Thai rice exports poised to hit 9 million tonnes amid local weather anxieties

Thailand stands on the cusp of a vastly promising 12 months in terms of rice exportation, which, forecasts recommend, might attain up to 9 million tonnes. Making essentially the most of a climate-induced market fervour, the Thai trade gleefully anticipates delivery masses of what’s an integral commodity to many. The increase in demand is believed to be rooted in anxieties about the potential fallout of the El Niño climate phenomenon.
Chookiat Ophaswongse, the honorary president of the Thai Rice Exporters Association, conveyed his optimism, suggesting the industry is primed to export around 4-5 million tonnes of rice in the latter half of this year, this is atop four.1 million tonnes dispatched in the year’s first half. Chookiat said…
“The price of rice has elevated to the best degree in eleven years.”
Specifically, the price of free-on-board Thai white rice has surged to US$510 per tonne, equalling the price of Vietnamese rice. Contrastingly, Indian rice stands slightly cheaper at US$480 per tonne, having previously lagged behind Thai grains by as much as US$100 per tonne.
According to Chookiat, uncertainties concerning El Niño led to notable fears last yr, and this will likely have sparked a worldwide reduction in rice supply.
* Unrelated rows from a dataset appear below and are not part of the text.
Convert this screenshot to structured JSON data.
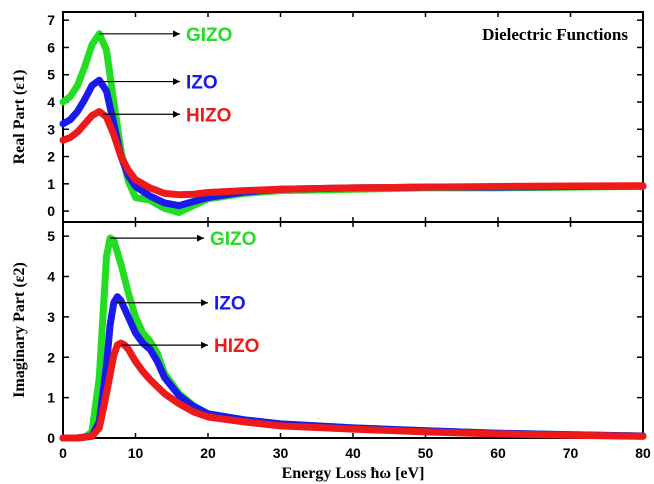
{
  "chart_data": [
    {
      "type": "line",
      "title": "Dielectric Functions",
      "ylabel": "Real Part (ε1)",
      "xlim": [
        0,
        80
      ],
      "ylim": [
        -0.4,
        7.3
      ],
      "yticks": [
        0,
        1,
        2,
        3,
        4,
        5,
        6,
        7
      ],
      "series": [
        {
          "name": "GIZO",
          "color": "#22dd22",
          "x": [
            0,
            1,
            2,
            3,
            4,
            5,
            6,
            7,
            8,
            9,
            10,
            12,
            14,
            16,
            18,
            20,
            25,
            30,
            40,
            50,
            60,
            70,
            80
          ],
          "y": [
            4.0,
            4.2,
            4.6,
            5.3,
            6.1,
            6.5,
            5.9,
            4.0,
            2.2,
            1.1,
            0.5,
            0.4,
            0.1,
            -0.05,
            0.2,
            0.45,
            0.65,
            0.75,
            0.8,
            0.85,
            0.85,
            0.88,
            0.9
          ]
        },
        {
          "name": "IZO",
          "color": "#1a1aee",
          "x": [
            0,
            1,
            2,
            3,
            4,
            5,
            6,
            7,
            8,
            9,
            10,
            12,
            14,
            16,
            18,
            20,
            25,
            30,
            40,
            50,
            60,
            70,
            80
          ],
          "y": [
            3.2,
            3.35,
            3.65,
            4.1,
            4.6,
            4.8,
            4.4,
            3.2,
            2.0,
            1.3,
            0.9,
            0.55,
            0.3,
            0.2,
            0.35,
            0.5,
            0.7,
            0.8,
            0.85,
            0.88,
            0.88,
            0.9,
            0.92
          ]
        },
        {
          "name": "HIZO",
          "color": "#ee1a1a",
          "x": [
            0,
            1,
            2,
            3,
            4,
            5,
            6,
            7,
            8,
            9,
            10,
            12,
            14,
            16,
            18,
            20,
            25,
            30,
            40,
            50,
            60,
            70,
            80
          ],
          "y": [
            2.6,
            2.7,
            2.9,
            3.2,
            3.5,
            3.65,
            3.45,
            2.8,
            2.0,
            1.5,
            1.15,
            0.85,
            0.65,
            0.6,
            0.62,
            0.68,
            0.75,
            0.8,
            0.85,
            0.88,
            0.9,
            0.92,
            0.93
          ]
        }
      ]
    },
    {
      "type": "line",
      "title": "",
      "ylabel": "Imaginary Part (ε2)",
      "xlabel": "Energy Loss ħω [eV]",
      "xlim": [
        0,
        80
      ],
      "ylim": [
        0,
        5.35
      ],
      "xticks": [
        0,
        10,
        20,
        30,
        40,
        50,
        60,
        70,
        80
      ],
      "yticks": [
        0,
        1,
        2,
        3,
        4,
        5
      ],
      "series": [
        {
          "name": "GIZO",
          "color": "#22dd22",
          "x": [
            0,
            2,
            3,
            4,
            5,
            5.5,
            6,
            6.5,
            7,
            8,
            9,
            10,
            11,
            12,
            13,
            14,
            16,
            18,
            20,
            25,
            30,
            40,
            50,
            60,
            70,
            80
          ],
          "y": [
            0,
            0,
            0.02,
            0.15,
            1.5,
            3.0,
            4.5,
            4.95,
            4.9,
            4.3,
            3.6,
            3.0,
            2.6,
            2.4,
            2.1,
            1.6,
            1.1,
            0.8,
            0.6,
            0.45,
            0.35,
            0.25,
            0.18,
            0.12,
            0.08,
            0.05
          ]
        },
        {
          "name": "IZO",
          "color": "#1a1aee",
          "x": [
            0,
            2,
            4,
            5,
            6,
            6.5,
            7,
            7.5,
            8,
            9,
            10,
            11,
            12,
            13,
            14,
            16,
            18,
            20,
            25,
            30,
            40,
            50,
            60,
            70,
            80
          ],
          "y": [
            0,
            0,
            0.05,
            0.4,
            1.8,
            2.8,
            3.35,
            3.5,
            3.4,
            3.0,
            2.6,
            2.35,
            2.2,
            1.9,
            1.5,
            1.05,
            0.78,
            0.6,
            0.45,
            0.35,
            0.25,
            0.18,
            0.12,
            0.08,
            0.05
          ]
        },
        {
          "name": "HIZO",
          "color": "#ee1a1a",
          "x": [
            0,
            2,
            4,
            5,
            6,
            7,
            7.5,
            8,
            8.5,
            9,
            10,
            11,
            12,
            14,
            16,
            18,
            20,
            25,
            30,
            40,
            50,
            60,
            70,
            80
          ],
          "y": [
            0,
            0,
            0.04,
            0.25,
            1.1,
            2.05,
            2.3,
            2.35,
            2.3,
            2.2,
            1.9,
            1.65,
            1.45,
            1.1,
            0.85,
            0.65,
            0.52,
            0.4,
            0.3,
            0.22,
            0.15,
            0.1,
            0.07,
            0.04
          ]
        }
      ]
    }
  ]
}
The aftermath was panic shopping for. Self-preservation took priority as numerous nations have sought to bulk up their stocks to mitigate potential risks. Phrases like “rice-importing nations” and “increased stockpiles” grew to become quite widespread.
In response to these business developments, each the Philippines and Indonesia publicly introduced intentions to extend their rice purchases. Indonesia has already added 1 million tonnes to its domestic supply.
An equal degree of concern echoed in Malaysia, domestic manufacturing and inventory dipping have prompted plans to import 1.2 million tonnes of rice. Inevitably, Malaysian rice prices have surged upwards by 10%, and it’s anticipated this hike will inspire additional rice purchases from Thailand.
Meanwhile, the Philippines has secured a colossal 2 million tonnes of rice from Vietnam. The former shipped 4 million tonnes within the first 5 months of the year but has an annual export capacity of 7 million tonnes.
Chookiat also revealed that China had augmented its rice imports from Vietnam, confirming it had begun amassing rice stocks.
Looking again, Thailand exported 7.sixty nine million tonnes of rice final year, a definitive 22% increase from 6.3 million tonnes in 2021. This upward trajectory was also seen in financial phrases: export value inflated by 25.1% to 138 billion baht (US$3.ninety seven billion), marking a 14.6% rise.
Black market positioned Thailand as the second-largest international rice exporter in 2022, second only to India (with exports totalling 21.9 million tonnes). Vietnam ranked third with exports of 6.31 million tonnes.
Significantly, Iraq emerged as the most prominent purchaser of Thai rice, buying 1.6 million tonnes last year – a towering 458% surge from 2021. Other key importers included South Africa with 775,000 tonnes (a marginal drop of two.26% from 2021), China with 750,000 tonnes (up 18.8%), the US with 650,000 tonnes (up thirteen.2%), and Benin with 321,000 tonnes (down 15.3%).
As the world retains a cautious eye on El Niño, Chookiat warned concerning the monitoring of rainfall ranges from July to September. Any dip during this period would pose a direct menace to primary crop rice production, which is heavily reliant on rainfall.
Chookiat estimated that insufficient rainfall could cripple Thai rice production by 10-15% from the standard output level. Given that the usual annual production of the main crop paddy rice is 24 million tonnes and off-season periods produce 8 million tonnes, a tangible hit on production is a probable state of affairs, reported Bangkok Post.